There is no appealing to the conscience of a government that has already told you it can’t afford a conscience when there’s cheap nuclear energy on the table. And yet, as unjust as it is, from a global perspective, Mandelson’s position on Trump represents all of our position. Unless you find some way to express dissent, the state invitation comes from the British people. The government’s prioritisation of slightly more favourable tariffs over decency and human rights reflects our priorities.
I have wondered so often what the point of a protest demo was. I’ve seen marches that were vast and made no difference at all, and demos that made a difference, but so long after, or so circuitously, that the world never recognised the connection. I went through a phase, some time between the poll tax riots and the Countryside Alliance, of thinking that demonstrations didn’t deserve to succeed – why should you get to decide what tax we pay, who we go to war against, what animals you’re allowed to chase on a horse, just because you showed up? It’s a little bit primitive, for a mature democracy.
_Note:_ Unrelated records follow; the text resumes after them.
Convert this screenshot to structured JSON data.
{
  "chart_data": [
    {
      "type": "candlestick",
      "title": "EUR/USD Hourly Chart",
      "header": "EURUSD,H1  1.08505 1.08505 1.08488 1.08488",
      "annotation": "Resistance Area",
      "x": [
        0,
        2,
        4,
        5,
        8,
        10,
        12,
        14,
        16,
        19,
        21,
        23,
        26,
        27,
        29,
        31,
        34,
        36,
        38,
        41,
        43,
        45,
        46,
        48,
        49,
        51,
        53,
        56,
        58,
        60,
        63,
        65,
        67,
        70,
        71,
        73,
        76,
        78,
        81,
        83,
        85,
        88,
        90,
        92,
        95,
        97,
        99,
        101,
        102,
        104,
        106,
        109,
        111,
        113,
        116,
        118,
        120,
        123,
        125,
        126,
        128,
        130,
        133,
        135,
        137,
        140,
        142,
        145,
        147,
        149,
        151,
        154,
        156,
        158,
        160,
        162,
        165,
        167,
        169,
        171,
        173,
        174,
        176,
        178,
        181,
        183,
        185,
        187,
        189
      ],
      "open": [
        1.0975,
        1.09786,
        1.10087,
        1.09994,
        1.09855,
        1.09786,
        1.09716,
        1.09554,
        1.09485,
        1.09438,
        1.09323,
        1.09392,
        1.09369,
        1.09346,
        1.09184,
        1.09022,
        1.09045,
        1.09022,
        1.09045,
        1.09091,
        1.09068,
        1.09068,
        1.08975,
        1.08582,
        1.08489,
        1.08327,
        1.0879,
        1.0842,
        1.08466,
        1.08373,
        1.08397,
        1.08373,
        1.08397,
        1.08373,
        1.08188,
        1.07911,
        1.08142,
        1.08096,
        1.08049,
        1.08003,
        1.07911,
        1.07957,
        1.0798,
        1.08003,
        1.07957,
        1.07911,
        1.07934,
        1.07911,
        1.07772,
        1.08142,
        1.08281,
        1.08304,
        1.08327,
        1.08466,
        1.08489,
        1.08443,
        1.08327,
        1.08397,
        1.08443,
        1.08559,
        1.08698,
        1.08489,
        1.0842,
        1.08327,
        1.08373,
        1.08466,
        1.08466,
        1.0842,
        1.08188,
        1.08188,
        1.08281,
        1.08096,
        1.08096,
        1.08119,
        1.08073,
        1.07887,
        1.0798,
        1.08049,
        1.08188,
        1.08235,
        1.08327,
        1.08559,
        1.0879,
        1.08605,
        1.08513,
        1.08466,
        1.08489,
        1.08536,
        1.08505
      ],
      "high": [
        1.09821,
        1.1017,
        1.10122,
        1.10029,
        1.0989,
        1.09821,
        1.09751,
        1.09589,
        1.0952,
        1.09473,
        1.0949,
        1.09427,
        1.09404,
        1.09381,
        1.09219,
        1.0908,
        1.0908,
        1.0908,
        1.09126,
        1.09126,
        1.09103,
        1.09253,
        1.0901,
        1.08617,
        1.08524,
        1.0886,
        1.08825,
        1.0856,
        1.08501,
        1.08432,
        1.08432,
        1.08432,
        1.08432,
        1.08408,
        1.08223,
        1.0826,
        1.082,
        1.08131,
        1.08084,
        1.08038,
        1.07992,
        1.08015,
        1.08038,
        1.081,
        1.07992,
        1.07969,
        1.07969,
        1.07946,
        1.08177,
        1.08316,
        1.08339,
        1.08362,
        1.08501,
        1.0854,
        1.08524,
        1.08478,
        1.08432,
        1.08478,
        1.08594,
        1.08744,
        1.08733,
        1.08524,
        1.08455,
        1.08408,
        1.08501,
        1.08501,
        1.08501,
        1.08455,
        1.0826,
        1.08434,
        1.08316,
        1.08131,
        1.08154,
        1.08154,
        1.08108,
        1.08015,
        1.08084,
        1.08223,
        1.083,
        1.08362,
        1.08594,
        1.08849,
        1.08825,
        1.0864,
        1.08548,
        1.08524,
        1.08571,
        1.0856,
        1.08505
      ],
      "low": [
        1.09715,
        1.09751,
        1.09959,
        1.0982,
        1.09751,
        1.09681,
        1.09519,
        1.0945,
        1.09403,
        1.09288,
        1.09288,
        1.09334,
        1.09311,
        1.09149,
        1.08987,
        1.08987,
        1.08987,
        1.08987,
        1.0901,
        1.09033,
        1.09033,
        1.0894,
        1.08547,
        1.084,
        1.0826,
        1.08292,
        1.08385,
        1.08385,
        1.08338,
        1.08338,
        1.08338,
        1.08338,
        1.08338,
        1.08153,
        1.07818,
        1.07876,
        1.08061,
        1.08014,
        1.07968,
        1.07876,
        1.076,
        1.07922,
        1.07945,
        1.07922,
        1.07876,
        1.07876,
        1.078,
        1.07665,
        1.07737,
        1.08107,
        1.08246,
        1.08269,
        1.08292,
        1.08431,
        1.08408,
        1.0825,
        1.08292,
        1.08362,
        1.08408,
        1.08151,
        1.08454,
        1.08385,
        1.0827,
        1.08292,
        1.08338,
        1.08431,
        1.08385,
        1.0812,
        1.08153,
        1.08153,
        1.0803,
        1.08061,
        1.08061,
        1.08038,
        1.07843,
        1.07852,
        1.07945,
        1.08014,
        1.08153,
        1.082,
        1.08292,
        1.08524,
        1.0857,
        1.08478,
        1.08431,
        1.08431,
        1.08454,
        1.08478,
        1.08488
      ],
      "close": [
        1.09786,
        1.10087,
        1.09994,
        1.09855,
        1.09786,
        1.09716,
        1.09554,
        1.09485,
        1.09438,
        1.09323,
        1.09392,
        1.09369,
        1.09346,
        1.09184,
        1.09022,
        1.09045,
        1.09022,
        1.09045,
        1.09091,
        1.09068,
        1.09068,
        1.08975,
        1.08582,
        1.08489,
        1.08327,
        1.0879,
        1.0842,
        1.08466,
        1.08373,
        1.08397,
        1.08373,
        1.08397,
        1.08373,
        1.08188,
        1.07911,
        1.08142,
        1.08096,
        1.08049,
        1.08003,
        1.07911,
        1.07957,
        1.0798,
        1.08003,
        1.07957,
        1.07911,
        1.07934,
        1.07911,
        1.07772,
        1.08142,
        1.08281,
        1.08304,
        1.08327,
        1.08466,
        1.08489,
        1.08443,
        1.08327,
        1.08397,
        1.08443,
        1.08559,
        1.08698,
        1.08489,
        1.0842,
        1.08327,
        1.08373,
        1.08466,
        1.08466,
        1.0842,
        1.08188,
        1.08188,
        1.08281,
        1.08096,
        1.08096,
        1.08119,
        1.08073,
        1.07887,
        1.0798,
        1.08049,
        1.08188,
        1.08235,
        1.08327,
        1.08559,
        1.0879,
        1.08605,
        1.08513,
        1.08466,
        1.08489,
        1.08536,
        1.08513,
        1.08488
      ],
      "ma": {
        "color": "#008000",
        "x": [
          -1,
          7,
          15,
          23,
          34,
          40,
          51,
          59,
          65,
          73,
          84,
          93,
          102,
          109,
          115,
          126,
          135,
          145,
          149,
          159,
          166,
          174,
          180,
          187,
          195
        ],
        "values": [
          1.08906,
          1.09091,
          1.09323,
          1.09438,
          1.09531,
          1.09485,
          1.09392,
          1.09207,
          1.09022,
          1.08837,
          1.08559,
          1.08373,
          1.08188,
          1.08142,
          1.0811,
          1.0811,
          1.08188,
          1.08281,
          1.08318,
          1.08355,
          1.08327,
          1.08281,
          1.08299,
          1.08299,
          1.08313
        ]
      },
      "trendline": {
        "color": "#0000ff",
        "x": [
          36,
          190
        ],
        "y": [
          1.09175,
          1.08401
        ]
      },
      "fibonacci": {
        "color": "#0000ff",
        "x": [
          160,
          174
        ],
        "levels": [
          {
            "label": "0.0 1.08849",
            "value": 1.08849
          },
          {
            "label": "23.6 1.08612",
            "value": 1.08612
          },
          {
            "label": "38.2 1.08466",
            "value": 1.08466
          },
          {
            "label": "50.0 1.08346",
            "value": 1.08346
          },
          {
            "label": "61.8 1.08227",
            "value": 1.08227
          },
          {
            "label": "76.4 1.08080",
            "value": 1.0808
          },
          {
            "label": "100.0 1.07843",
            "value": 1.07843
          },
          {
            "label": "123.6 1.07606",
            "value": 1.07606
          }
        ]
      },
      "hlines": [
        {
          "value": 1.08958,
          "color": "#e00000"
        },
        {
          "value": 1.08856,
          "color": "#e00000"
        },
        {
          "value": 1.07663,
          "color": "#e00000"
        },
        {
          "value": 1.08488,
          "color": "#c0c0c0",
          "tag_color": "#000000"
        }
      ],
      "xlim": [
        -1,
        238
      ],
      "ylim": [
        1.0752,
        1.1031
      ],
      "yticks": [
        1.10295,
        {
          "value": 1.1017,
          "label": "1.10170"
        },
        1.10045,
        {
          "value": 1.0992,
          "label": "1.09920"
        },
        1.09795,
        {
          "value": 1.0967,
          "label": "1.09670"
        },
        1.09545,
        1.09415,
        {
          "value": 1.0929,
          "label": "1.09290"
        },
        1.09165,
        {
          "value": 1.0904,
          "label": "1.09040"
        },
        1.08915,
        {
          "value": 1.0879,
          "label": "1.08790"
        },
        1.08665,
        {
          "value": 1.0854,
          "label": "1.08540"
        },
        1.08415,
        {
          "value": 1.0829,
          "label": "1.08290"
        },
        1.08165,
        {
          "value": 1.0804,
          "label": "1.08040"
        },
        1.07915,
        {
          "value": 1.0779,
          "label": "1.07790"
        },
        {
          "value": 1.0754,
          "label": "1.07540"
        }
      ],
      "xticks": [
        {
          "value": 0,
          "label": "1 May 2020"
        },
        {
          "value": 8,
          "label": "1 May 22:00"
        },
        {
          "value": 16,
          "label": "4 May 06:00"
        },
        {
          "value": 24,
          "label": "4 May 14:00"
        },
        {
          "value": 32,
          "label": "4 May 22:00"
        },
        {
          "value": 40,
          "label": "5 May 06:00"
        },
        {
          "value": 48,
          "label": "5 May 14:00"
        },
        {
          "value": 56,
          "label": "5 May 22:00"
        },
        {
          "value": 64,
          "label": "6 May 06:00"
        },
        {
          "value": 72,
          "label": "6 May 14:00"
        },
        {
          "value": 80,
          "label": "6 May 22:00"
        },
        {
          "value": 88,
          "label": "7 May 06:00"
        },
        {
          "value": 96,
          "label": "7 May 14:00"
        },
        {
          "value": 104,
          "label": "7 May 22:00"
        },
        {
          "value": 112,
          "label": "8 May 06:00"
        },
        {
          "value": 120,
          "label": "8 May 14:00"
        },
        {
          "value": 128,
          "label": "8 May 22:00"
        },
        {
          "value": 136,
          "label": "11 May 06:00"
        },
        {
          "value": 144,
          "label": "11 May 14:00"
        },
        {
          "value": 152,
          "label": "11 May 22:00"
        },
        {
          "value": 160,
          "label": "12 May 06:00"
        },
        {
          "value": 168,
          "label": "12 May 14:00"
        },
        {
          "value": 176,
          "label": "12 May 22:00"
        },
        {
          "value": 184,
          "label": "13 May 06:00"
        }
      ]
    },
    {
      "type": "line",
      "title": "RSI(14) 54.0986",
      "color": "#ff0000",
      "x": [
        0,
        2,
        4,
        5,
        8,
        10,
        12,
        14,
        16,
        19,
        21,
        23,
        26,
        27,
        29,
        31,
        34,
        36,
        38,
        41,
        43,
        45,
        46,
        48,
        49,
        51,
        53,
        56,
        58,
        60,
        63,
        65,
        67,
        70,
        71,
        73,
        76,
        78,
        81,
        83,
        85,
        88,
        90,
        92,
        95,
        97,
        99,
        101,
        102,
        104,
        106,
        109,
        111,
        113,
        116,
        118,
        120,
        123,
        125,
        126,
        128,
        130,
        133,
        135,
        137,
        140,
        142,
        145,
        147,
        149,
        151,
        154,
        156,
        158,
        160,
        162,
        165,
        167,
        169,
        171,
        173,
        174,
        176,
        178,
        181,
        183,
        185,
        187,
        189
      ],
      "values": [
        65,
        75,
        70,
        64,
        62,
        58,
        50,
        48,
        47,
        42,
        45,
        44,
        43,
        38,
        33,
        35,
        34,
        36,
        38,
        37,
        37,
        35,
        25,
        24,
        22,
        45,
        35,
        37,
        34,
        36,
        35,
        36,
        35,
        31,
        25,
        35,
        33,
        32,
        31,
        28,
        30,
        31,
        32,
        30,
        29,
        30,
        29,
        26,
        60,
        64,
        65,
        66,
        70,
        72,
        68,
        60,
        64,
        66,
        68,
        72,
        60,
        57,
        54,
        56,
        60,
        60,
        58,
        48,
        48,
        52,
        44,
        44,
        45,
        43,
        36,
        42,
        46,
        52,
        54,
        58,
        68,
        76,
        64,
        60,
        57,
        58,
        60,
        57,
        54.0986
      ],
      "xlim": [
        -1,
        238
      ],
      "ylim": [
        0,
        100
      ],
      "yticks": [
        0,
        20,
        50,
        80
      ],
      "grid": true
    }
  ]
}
The Stop Trump demo on 17 September cannot conceivably stop Trump. It cannot stop him in the US, it cannot stop him on the world stage, it cannot even stop the state visit, given that he’ll already have arrived. It cannot shame the prime minister, the US ambassador, the outgoing or the incoming foreign secretary, or if it does, there will be no way of knowing. But it will succeed for everyone on it, because they’ll have withheld their consent for a morally bankrupt position. It will succeed in a way that shouting at the radio cannot, being collective rather than solitary. It will succeed because a state visit from Trump that went unprotested would be the most abject and painful failure of British values. We cannot conjure ourselves a government that responds with decency to the US administration. But we can say, at least, that it doesn’t speak for us.